Hastily I pull her to her feet, put on her blouse and tie it up, and bend down and put her feet in her sandals, fastening them for her as if she’s a little girl. And all the while not daring to look her in the face. Bundling her into the car and driving inland, looking for a quiet place. But there is no quiet place. This crowded land. Roads, houses, bare fields or fenced orchards. Army units, tents, people in motion. Give up. From time to time I lead her from the car, beating a path among thorns, and she follows me obediently. Once again there is someone in my power. Once it was Gabriel, once an Arab boy, now it’s a girl. People put themselves so willingly into your hands.
Wait until dark –
I stop at a little roadhouse at a moshav. Order cake and fruit juice for her and coffee for me.

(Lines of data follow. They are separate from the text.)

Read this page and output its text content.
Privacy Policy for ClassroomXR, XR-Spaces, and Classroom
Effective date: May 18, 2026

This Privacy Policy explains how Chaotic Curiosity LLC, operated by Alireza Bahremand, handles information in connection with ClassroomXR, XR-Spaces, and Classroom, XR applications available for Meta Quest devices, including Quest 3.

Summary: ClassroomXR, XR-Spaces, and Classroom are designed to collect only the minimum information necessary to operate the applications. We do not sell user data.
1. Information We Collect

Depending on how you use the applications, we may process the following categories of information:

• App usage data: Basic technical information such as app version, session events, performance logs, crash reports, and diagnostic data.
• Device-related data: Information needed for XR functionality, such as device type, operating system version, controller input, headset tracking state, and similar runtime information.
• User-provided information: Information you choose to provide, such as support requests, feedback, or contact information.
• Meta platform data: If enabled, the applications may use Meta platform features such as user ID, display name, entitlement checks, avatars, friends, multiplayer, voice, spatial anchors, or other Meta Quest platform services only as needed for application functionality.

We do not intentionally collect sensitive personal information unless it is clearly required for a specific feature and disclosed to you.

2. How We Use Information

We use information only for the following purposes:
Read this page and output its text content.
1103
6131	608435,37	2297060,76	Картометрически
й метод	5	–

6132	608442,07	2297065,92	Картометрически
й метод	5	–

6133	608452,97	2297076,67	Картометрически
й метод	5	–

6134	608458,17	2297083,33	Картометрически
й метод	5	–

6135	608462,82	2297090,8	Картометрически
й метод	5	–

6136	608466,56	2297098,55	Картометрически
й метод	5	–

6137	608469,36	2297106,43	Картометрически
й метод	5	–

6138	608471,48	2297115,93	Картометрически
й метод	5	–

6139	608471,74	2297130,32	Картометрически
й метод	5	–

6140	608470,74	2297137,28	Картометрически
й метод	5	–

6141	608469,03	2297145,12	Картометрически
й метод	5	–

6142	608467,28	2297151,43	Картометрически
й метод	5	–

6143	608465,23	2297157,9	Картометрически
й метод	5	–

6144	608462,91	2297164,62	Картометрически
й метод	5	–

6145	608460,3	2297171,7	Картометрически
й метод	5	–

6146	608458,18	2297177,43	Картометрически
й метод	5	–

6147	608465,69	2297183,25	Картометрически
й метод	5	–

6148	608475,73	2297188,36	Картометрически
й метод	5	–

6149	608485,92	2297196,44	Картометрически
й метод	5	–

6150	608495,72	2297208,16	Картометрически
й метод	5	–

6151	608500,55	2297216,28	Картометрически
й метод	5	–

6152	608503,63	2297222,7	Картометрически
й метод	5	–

She sits facing me, eating slowly, sucking the juice from the glass. I swallow her with my stare, my desire stretches to the sky. Twilight. Like an animal I watch my prey, her white hands, her face. This silence is unbearable, must say something. But what?
“Have you done your homework?”
“Not yet.”
Silence. Again I ask her about her father. Again the same story. He disappeared years ago, they know nothing about him. I ask her about Dafi, what do they think about Dafi in the class. And she starts talking about Dafi with love, almost with admiration. A tough girl, awfully tough, the toughest. Tells everyone the truth, to his face, even the teachers. She isn’t afraid of anyone.
She talks slowly, something not quite developed, almost retarded, in her manner of speech. That vague disturbance, origins unknown. My redemption will come from her?
Twilight. We sit at a broken iron table in a diner, no, in a filthy general store in some remote moshav.
“Won’t they be worried about you?”
“No.”
“Perhaps you should call your mother, tell her you’ll be back late.”
“No, she doesn’t care anyway.”
“Even so, you should phone her.”
She doesn’t move. She looks lost.
I go to the phone and ring home. Dafi answers. Asya isn’t at home. I tell Dafi I’ll be home late, I’ve driven to Tel Aviv.
“Still looking for him?”
“No, this is something else.”
“When will you be back?”
“I’ll be back. What does it matter when? What are you doing now?”